While Georgetown County chose accountability, filing suit and demanding compensation, Williamsburg County has shown little urgency regarding similar risks to the Black River, even as industries expand and freshwater resources continue to shrink.
Growth vs. Water: An Unequal Equation
As Dr. Lane and Dr. Bennett have repeatedly emphasized, industrial growth without environmental accountability is not economic development, it is deferred damage. While facilities grow larger and profits expand, clean freshwater supplies are diminished by PFAS, industrial runoff, and long-term contamination that will persist for generations.
The question is not whether Williamsburg County can grow, but whether it can grow responsibly.
Due Process Denied: The Missing Board of Zoning Appeals
Beyond environmental concerns, Dr. Lathonia Bennett has repeatedly sounded the alarm over a fundamental failure of governance: Williamsburg County does not have a functioning Board of Zoning Appeals (BZA).

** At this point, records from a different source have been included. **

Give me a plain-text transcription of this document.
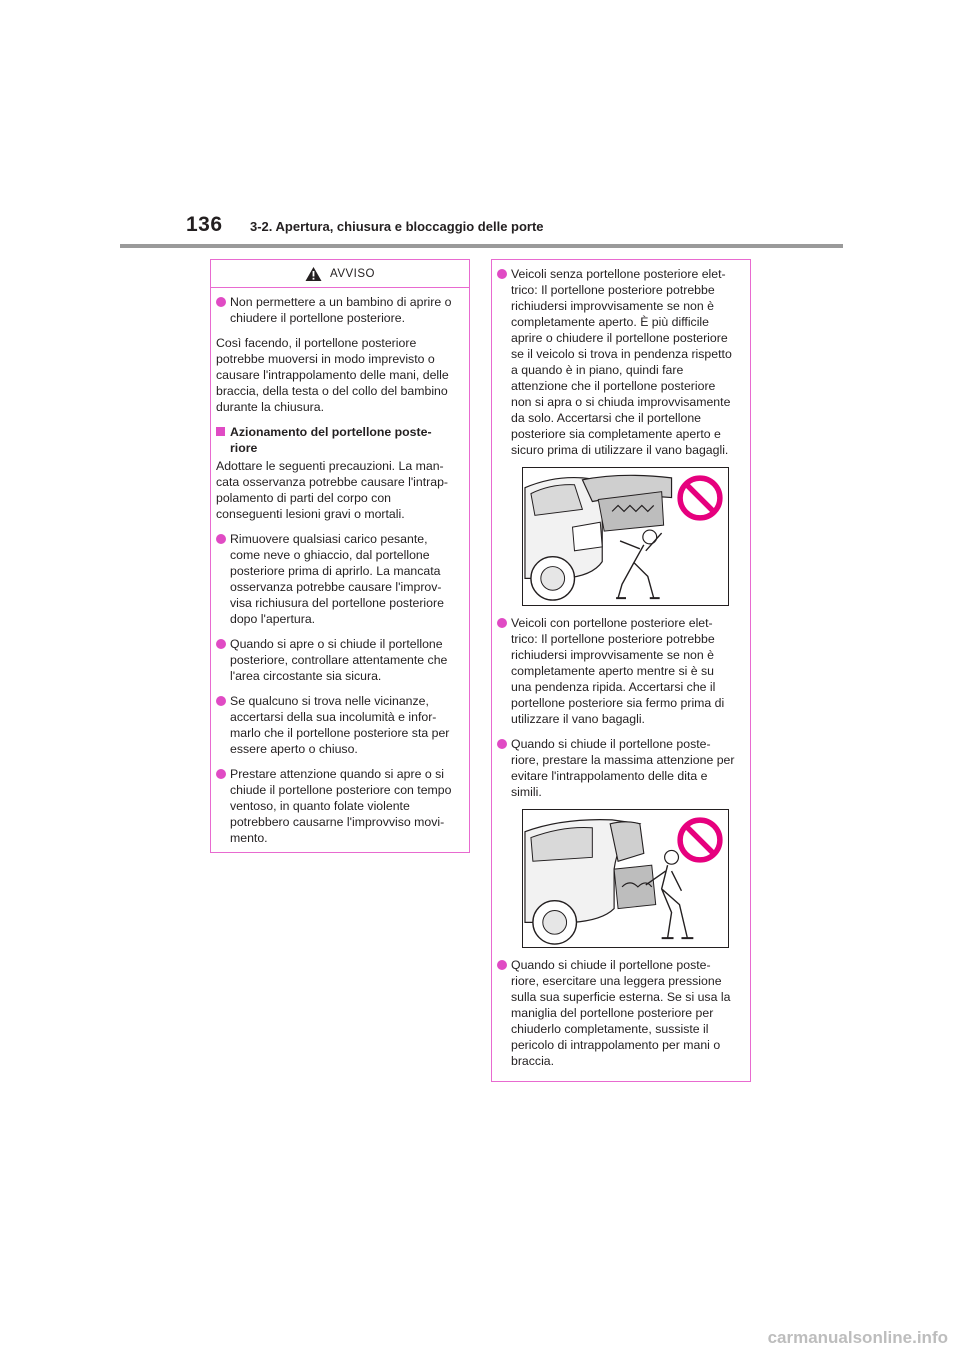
136 3-2. Apertura, chiusura e bloccaggio delle porte
AVVISO
Non permettere a un bambino di aprire o chiudere il portellone posteriore.
Così facendo, il portellone posteriore potrebbe muoversi in modo imprevisto o causare l'intrappolamento delle mani, delle braccia, della testa o del collo del bambino durante la chiusura.
Azionamento del portellone poste-riore
Adottare le seguenti precauzioni. La man-cata osservanza potrebbe causare l'intrap-polamento di parti del corpo con conseguenti lesioni gravi o mortali.
Rimuovere qualsiasi carico pesante, come neve o ghiaccio, dal portellone posteriore prima di aprirlo. La mancata osservanza potrebbe causare l'improv-visa richiusura del portellone posteriore dopo l'apertura.
Quando si apre o si chiude il portellone posteriore, controllare attentamente che l'area circostante sia sicura.
Se qualcuno si trova nelle vicinanze, accertarsi della sua incolumità e infor-marlo che il portellone posteriore sta per essere aperto o chiuso.
Prestare attenzione quando si apre o si chiude il portellone posteriore con tempo ventoso, in quanto folate violente potrebbero causarne l'improvviso movi-mento.
Veicoli senza portellone posteriore elet-trico: Il portellone posteriore potrebbe richiudersi improvvisamente se non è completamente aperto. È più difficile aprire o chiudere il portellone posteriore se il veicolo si trova in pendenza rispetto a quando è in piano, quindi fare attenzione che il portellone posteriore non si apra o si chiuda improvvisamente da solo. Accertarsi che il portellone posteriore sia completamente aperto e sicuro prima di utilizzare il vano bagagli.
Veicoli con portellone posteriore elet-trico: Il portellone posteriore potrebbe richiudersi improvvisamente se non è completamente aperto mentre si è su una pendenza ripida. Accertarsi che il portellone posteriore sia fermo prima di utilizzare il vano bagagli.
Quando si chiude il portellone poste-riore, prestare la massima attenzione per evitare l'intrappolamento delle dita e simili.
Quando si chiude il portellone poste-riore, esercitare una leggera pressione sulla sua superficie esterna. Se si usa la maniglia del portellone posteriore per chiuderlo completamente, sussiste il pericolo di intrappolamento per mani o braccia.
carmanualsonline.info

Under South Carolina law, a BZA is essential. It is the legal body that allows residents to appeal zoning, permitting, and land-use decisions. Without it, citizens are effectively barred from challenging approvals that affect their property, health, and quality of life.
Dr. Bennett has been unequivocal:
“That denial is not accidental. It has allowed unchecked agendas to proceed without lawful challenge.”
Without a BZA, residents are denied due process, a constitutional protection that ensures government decisions can be reviewed, appealed, and corrected. In practical terms, this means projects can move forward with minimal oversight, while citizens are left without a legal avenue to object.
Rubber Stamp or Representation?
Dr. Lane challenged council members to imagine themselves in the place of residents, citizens limited to three minutes, sometimes forced to speak under pseudonyms, watching decisions unfold that will shape their county for decades.
Her message was clear: a vote without answers is not leadership; it is abdication.
Through persistence, preparation, and courage, Dr. Cheryl Lane and Dr. Lathonia Bennett have filled a void left by those elected to lead. They are not obstructionists. They are demanding what responsible government requires: transparency, accountability, environmental stewardship, and lawful due process.
As industries grow larger and decisions accelerate, one truth has become unavoidable in Williamsburg County: the people’s strongest advocates may no longer be seated on the dais, but standing at the podium.